For police agencies, a major technology acquisition can be a change agent that elevates operations while building trust within communities. But when police technology choices are not sufficiently integrated with a department’s overall policing strategy, inefficiency and disappointed expectations can follow, according to a new study supported by the National Institute of Justice. Researchers found that a complex and varied set of factors typically drives police technology acquisition decisions—but often the department’s policing philosophy or strategy is not one of them.
Police agencies, over the past few decades, have adopted sophisticated technologies to enhance operational effectiveness in fighting crime, deterring external threats, and positively engaging the community. Police dash cams and body-worn cameras, license plate readers, enhanced cellphone tracking, and geographic information systems (computer-based crime mapping) are but a few of the powerful new tech tools now in wide use by law enforcement.
However, the adoption and deployment of the latest, smartest technology has come with challenges for many law enforcement agencies. A new U.S. study of police technology decisions and their impact has found that, generally, technology choices are driven by a variety of complex factors that often do not include the agency’s overall policing strategy or philosophy.
A disconnect between an agency’s mission and equipment often leads to unrealized potential as evidenced by limited integration of a technology within an agency, a failure to recognize primary and secondary benefits of a technology, or even departmental disillusionment and a lack of continuing funding for the adopted technology, a research team from RTI International and the Police Executive Research Forum reported.
The study grew out of the National Institute of Justice’s (NIJ) interest in better comprehension of the types of technology law enforcement was acquiring in the new century and the extent to which those technology decisions were tied to strategy development and broader organizational change.
The study was designed in three parts: (1) a U.S.-wide survey using questions designed by an expert panel; (2) site-level examination of a sampling of high-technology and mixed-technology agencies; and (3) use of findings to develop a framework to guide police agencies on technology selection, implementation, and use.
Overall, the research team concluded that technology was having a positive impact on U.S. law enforcement agencies in terms of
- increasing efficiency;
- providing communication;
- enhancing information sharing practices; and
- improving informational and analytical capacities.
It further found that technology can improve police practice in ways that establish trust and legitimacy within communities. At the same time, the researchers suggested that uncoordinated police technology decisions come at a high cost to agencies and communities:
Given that technology can have a dramatic impact on how policing is done, on community relations, and the extent to which police safety is protected, it is imperative that police executives and civilian policymakers have sound empirical evidence about the presence, role, and impact of technology in contemporary policing.

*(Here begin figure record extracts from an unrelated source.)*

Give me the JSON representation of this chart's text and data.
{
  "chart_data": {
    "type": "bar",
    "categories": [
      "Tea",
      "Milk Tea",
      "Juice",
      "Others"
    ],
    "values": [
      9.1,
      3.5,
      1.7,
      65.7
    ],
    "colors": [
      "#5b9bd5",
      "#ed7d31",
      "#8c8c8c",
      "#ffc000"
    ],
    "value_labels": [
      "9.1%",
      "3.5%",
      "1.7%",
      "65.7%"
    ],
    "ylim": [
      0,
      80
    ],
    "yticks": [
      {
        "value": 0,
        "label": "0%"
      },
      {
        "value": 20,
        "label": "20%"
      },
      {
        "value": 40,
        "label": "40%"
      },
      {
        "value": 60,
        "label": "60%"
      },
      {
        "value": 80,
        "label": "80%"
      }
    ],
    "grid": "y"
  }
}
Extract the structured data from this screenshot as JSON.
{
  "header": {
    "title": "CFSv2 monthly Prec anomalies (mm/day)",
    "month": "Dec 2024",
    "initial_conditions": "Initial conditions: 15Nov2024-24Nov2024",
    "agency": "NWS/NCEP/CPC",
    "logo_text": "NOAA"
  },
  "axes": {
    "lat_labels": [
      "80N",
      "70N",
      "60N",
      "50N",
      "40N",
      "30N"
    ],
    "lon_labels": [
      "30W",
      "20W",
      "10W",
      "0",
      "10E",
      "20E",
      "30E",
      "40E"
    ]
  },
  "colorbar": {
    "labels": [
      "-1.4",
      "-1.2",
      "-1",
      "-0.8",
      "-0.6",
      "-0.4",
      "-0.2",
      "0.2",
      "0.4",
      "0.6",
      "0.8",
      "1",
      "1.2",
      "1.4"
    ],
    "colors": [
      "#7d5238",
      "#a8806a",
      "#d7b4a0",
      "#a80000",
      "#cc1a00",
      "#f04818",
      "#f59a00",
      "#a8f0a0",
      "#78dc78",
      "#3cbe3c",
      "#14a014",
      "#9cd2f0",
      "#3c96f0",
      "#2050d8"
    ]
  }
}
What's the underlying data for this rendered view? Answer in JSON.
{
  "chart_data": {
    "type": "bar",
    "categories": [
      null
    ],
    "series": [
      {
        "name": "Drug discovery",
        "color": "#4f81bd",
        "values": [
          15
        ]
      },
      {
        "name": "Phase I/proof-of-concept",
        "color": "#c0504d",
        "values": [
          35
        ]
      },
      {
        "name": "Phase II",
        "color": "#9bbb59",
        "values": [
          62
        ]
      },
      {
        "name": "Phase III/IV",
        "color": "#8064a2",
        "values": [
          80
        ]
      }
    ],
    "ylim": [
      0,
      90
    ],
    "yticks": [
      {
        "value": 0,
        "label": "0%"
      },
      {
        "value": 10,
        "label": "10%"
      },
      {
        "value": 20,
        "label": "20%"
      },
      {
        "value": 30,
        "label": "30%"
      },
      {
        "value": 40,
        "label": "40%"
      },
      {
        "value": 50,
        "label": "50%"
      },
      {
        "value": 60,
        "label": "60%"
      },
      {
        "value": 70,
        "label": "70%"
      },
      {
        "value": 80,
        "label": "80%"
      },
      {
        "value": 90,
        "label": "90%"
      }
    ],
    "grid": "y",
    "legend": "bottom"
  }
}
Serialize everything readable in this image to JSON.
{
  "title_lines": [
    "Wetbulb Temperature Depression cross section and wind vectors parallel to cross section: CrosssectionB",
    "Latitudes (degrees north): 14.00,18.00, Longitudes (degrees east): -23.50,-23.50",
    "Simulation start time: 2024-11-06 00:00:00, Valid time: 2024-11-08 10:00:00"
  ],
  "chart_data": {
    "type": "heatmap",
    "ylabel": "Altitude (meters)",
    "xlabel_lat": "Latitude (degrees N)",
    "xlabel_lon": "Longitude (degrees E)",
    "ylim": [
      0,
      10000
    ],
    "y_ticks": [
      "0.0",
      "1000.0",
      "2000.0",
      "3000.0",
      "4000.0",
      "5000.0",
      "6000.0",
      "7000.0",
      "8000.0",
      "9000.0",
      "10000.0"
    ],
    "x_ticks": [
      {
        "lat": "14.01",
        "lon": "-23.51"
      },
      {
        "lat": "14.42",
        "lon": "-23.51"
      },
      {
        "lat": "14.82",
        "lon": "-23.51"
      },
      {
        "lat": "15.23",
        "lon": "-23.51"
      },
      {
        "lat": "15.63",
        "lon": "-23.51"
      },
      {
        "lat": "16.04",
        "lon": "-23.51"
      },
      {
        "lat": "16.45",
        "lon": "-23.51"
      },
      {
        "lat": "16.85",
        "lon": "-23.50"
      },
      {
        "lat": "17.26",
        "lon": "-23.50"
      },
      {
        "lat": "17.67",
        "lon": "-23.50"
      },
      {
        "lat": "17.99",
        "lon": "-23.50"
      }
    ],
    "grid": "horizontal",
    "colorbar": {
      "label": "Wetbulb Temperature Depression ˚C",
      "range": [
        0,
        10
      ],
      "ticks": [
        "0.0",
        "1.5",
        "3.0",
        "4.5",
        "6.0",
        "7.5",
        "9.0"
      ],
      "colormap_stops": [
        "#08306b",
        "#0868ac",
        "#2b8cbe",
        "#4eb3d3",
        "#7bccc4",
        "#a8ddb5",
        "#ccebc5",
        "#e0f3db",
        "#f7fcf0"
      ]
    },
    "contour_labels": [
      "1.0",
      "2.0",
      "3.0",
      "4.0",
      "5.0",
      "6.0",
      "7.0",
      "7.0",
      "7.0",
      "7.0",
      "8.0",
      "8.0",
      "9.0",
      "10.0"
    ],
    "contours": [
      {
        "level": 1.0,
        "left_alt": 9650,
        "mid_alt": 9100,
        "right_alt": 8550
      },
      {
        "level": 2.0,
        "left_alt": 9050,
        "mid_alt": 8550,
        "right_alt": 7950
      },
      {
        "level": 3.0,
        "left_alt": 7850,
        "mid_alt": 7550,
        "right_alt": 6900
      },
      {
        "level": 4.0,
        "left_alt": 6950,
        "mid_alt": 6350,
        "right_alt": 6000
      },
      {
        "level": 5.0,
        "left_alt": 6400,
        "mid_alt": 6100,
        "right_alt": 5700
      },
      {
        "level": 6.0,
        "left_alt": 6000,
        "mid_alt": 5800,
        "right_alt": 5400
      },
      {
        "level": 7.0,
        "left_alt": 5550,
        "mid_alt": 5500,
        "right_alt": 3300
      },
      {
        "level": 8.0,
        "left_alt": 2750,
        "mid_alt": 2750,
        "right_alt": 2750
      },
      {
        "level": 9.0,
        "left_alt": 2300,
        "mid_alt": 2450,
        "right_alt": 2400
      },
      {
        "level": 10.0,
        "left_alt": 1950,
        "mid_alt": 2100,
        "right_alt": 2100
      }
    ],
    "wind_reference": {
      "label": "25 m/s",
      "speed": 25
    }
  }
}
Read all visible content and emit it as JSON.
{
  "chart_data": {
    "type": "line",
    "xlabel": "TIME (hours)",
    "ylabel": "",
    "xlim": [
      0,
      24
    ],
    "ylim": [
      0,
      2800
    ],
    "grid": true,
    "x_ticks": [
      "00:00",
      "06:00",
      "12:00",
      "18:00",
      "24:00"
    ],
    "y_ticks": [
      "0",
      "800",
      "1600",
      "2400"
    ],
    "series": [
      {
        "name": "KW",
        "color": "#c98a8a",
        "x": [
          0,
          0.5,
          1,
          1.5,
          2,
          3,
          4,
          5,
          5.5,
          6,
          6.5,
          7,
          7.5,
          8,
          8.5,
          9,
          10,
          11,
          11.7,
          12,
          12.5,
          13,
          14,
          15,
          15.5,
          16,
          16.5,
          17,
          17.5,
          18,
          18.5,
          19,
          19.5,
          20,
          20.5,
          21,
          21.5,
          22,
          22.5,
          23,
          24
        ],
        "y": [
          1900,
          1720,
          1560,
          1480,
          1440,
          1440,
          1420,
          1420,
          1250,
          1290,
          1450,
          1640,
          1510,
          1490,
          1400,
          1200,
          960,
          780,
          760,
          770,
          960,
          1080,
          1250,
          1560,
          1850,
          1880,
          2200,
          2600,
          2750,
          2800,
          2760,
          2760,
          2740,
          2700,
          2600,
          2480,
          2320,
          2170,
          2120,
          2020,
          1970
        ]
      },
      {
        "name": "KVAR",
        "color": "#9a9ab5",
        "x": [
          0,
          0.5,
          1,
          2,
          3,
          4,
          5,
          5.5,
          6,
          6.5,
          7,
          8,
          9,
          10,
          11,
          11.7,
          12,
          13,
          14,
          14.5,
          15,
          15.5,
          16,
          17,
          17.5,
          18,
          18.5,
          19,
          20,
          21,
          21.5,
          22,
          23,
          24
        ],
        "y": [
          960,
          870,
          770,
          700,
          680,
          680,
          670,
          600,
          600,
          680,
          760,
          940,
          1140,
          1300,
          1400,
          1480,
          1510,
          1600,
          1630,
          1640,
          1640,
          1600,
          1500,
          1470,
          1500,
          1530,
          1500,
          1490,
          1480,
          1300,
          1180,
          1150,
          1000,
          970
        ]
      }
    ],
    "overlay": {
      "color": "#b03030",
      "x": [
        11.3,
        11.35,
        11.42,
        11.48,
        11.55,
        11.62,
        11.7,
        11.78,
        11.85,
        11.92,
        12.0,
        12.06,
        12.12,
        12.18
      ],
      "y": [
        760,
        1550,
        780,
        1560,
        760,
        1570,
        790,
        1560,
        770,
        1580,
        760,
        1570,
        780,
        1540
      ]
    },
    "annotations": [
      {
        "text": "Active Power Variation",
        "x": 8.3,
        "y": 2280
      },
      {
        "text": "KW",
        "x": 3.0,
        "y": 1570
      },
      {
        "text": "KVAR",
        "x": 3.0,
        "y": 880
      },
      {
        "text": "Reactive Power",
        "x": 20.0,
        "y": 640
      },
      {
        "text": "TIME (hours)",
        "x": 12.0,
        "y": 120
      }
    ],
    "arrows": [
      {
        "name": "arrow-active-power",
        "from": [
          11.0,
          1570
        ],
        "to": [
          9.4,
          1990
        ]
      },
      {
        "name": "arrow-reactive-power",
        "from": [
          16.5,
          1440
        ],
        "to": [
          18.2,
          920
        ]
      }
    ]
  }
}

Notwithstanding that imperative, the research team reported,
[T]he findings also demonstrate that, as a whole, technology has not had a game-changing impact on policing in terms of dramatically altering the philosophies and strategies used for preventing crime, responding to crime, or improving public safety.
The study’s survey, administered to more than 1,200 state and local law enforcement agencies, yielded a finding that U.S. agencies overall were heavily engaged with technology, as 96 percent had adopted at least one of 18 core technologies of interest (see Exhibit 2 in full report for list of technologies, linked below). Data collected by September 2014 showed that 70 percent of surveyed agencies had implemented car cameras, and 68 percent had adopted both information-sharing platforms and social media. In that period, large agencies reported much greater use than their smaller counterparts of geographic information systems (81 to 31 percent) and in their use of license plate readers (70 to 20 percent).
For police agencies with 250 or more sworn officers, the researchers observed a stronger connection between technology choices and overall philosophy than existed in many smaller departments. That fact qualifies the study team’s finding that in general, U.S. police agencies are not making technology decisions based on department philosophies or priorities. Rather, those technology decisions often are ad hoc and made in response to multiple factors such as executive staff decisions, perceived needs, community demands, and available funding.
The researchers also found that department priorities could be predictors of the degree to which a department commits to technology:
Greater emphasis on community, hot-spot, and intelligence-led policing among large agencies was associated with more technology…. Greater emphasis on professional policing, problem-oriented policing, or zero-tolerance policing, by contrast, was associated with less use of technology.
Technologies with the greatest impact across all surveyed agencies were automated records management and computer-aided dispatch. These technologies are central to carrying out fundamental policing activities such as responding to service calls and information management.
The research team made recommendations for developing a better police technology model, including:
- Incorporate evidence-based research to link the technology to the agency’s goals, organizational culture, and policing strategies.
- Include technology considerations in strategic planning.
- Encourage collaboration between agency decision makers and technology experts on technology decisions.
- Agencies should consider their historical performance in adopting and implementing police technologies to learn from past mistakes to increase the likelihood of successful outcomes in the future.
An essential takeaway from the study is that law enforcement agencies should have a robust internal technology evaluation process.
The research described in this article was funded by NIJ award 2012-MU-CX-0043, awarded to RTI International and the Police Executive Research Forum. This article is based on the report "Research on the impact of Technology on Policing Strategy in the 21st Century, Final Report", by Kevin Strom.